Client access: REST API, Python SDK, and CLI
Beyond the REST API, OpenViking provides a Python SDK and CLI for connecting to your OpenShift-hosted instance. Using Python SDK, install openviking and use the SyncHTTPClient (or AsyncHTTPClient) to connect programmatically:
import openviking as ov
client = ov.SyncHTTPClient(url="https://YOUR-ROUTE", api_key="YOUR-ROOT-KEY")
client.initialize()
results = client.find("how does authentication work")
client.close()The ov command-line tool reads connection settings from ~/.openviking/ovcli.conf (or the path set via OPENVIKING_CLI_CONFIG_FILE):
{"url": "${OV_URL}", "api_key": "${ROOT_KEY}"}ov status
ov add-resource https://github.com/your-org/your-repo
ov find "how does config work"This allows you to use your OpenShift cluster as a shared context backend for your team's AI workflows. Agents that connect get access to the same structured knowledge base, accumulated memories, and retrieval pipeline, with visibility into how context is selected and served.
The bigger picture
OpenViking hit over 13K GitHub stars shortly after its public release (as of early 2026), and it's easy to see why. The flat vector storage model that most RAG systems depend on was designed for search, not for structured, evolving context management that agentic workflows need. OpenViking's filesystem paradigm is a different way to think about the problem. With OpenShift AI providing enterprise model serving, including autoscaling, health checks, and GPU scheduling, the entire stack is now fully self-hosted with no external API dependencies. Embedding generation, L0/L1 summarization, and VLM inference all stay inside the cluster.
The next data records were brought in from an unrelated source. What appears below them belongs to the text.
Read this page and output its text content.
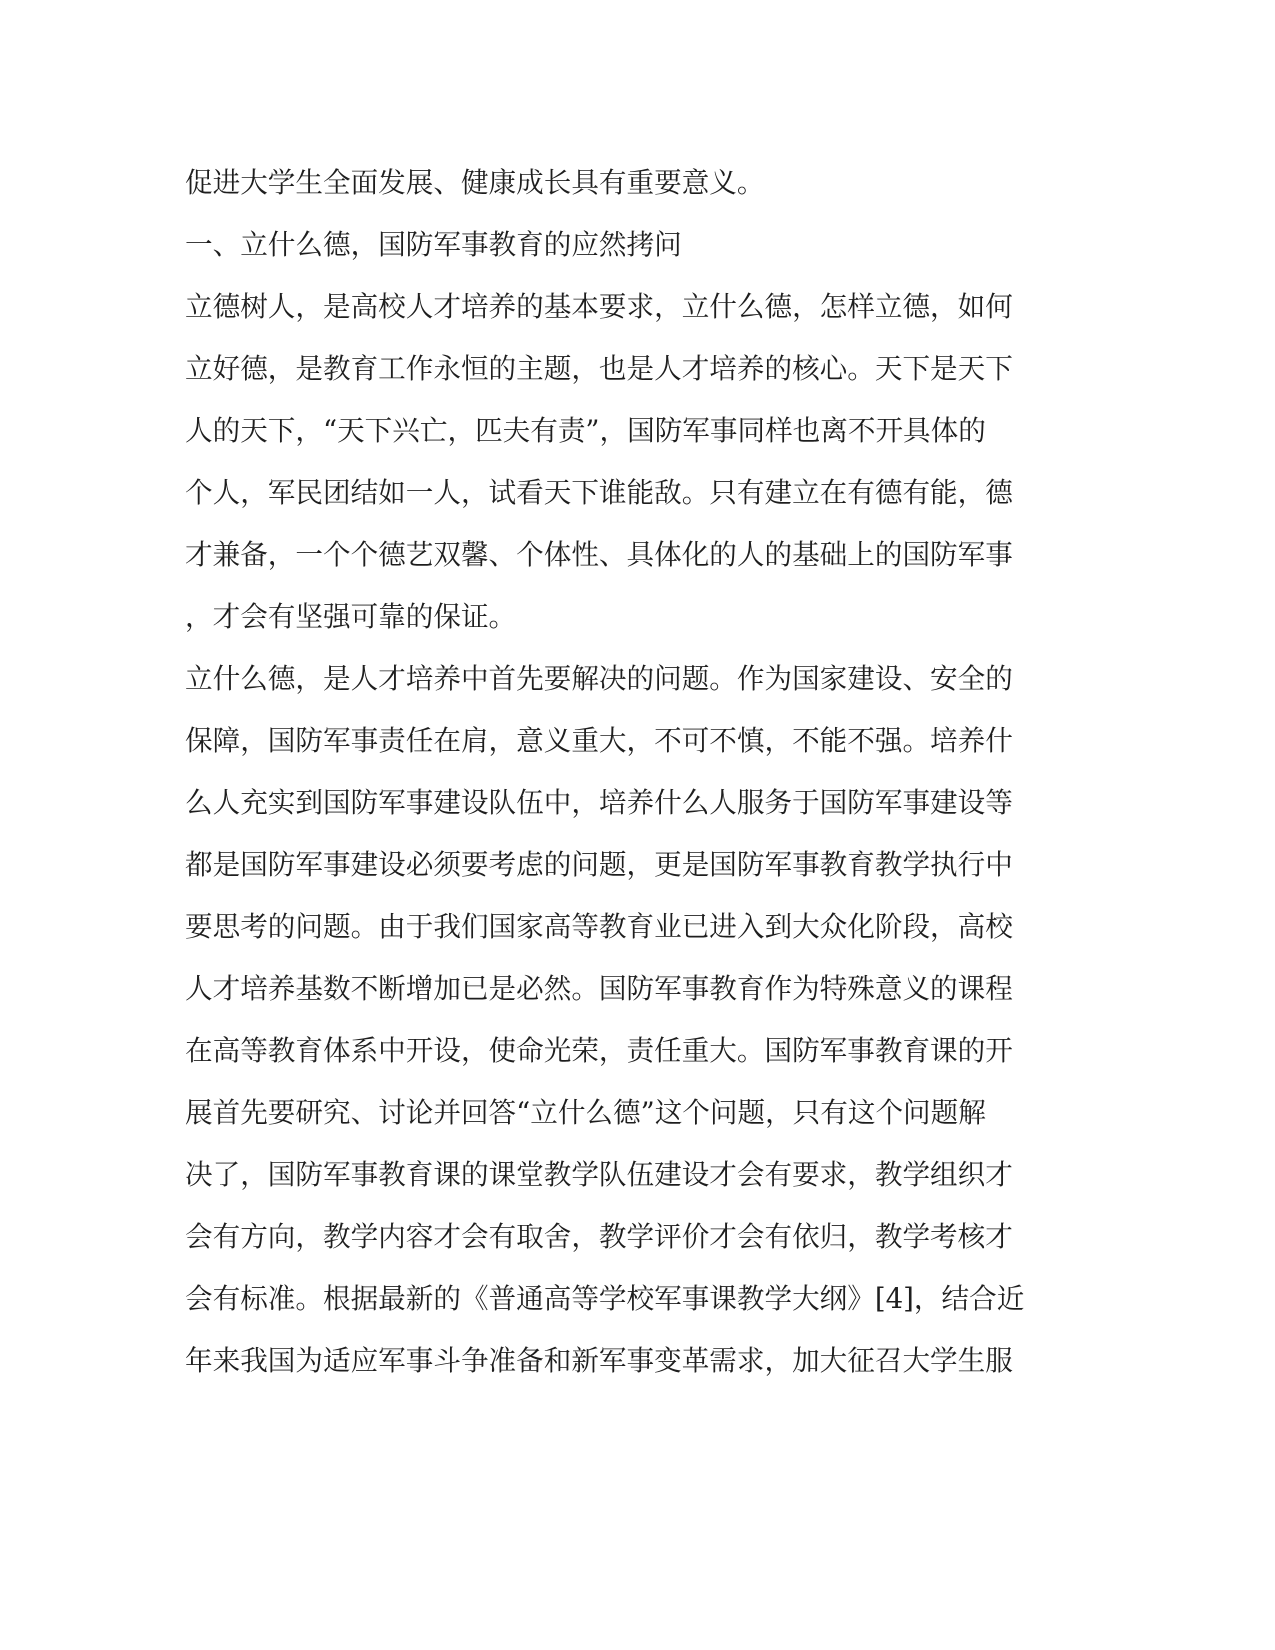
促进大学生全面发展、健康成长具有重要意义。
一、立什么德，国防军事教育的应然拷问
立德树人，是高校人才培养的基本要求，立什么德，怎样立德，如何
立好德，是教育工作永恒的主题，也是人才培养的核心。天下是天下
人的天下，“天下兴亡，匹夫有责”，国防军事同样也离不开具体的
个人，军民团结如一人，试看天下谁能敌。只有建立在有德有能，德
才兼备，一个个德艺双馨、个体性、具体化的人的基础上的国防军事
，才会有坚强可靠的保证。
立什么德，是人才培养中首先要解决的问题。作为国家建设、安全的
保障，国防军事责任在肩，意义重大，不可不慎，不能不强。培养什
么人充实到国防军事建设队伍中，培养什么人服务于国防军事建设等
都是国防军事建设必须要考虑的问题，更是国防军事教育教学执行中
要思考的问题。由于我们国家高等教育业已进入到大众化阶段，高校
人才培养基数不断增加已是必然。国防军事教育作为特殊意义的课程
在高等教育体系中开设，使命光荣，责任重大。国防军事教育课的开
展首先要研究、讨论并回答“立什么德”这个问题，只有这个问题解
决了，国防军事教育课的课堂教学队伍建设才会有要求，教学组织才
会有方向，教学内容才会有取舍，教学评价才会有依归，教学考核才
会有标准。根据最新的《普通高等学校军事课教学大纲》[4]，结合近
年来我国为适应军事斗争准备和新军事变革需求，加大征召大学生服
It's also worth noting that OpenViking's REST API is compatible with the OpenAI-style file_search and vectorstore APIs, so teams already using OpenShift AI's RAG capabilities could integrate OpenViking as a drop-in backend for those workflows, layering its hierarchical context management on top of the existing stack.
It's still early-stage and moving fast. Treat it as an experiment worth running, not a production dependency. The openviking-openshift repo makes it easy to try. It now includes OpenShift AI manifests for vLLM model serving alongside the OpenViking deployment manifests. If you're running OpenShift 4.x with an available GPU node and can run oc apply -k, you can have a running instance once the models are downloaded.
If your team is thinking about how AI agents should manage persistent context and you want something beyond flat vector search, it's worth checking out.
OpenViking is licensed under Apache 2.0. The openviking-openshift deployment manifests are also Apache 2.0 licensed.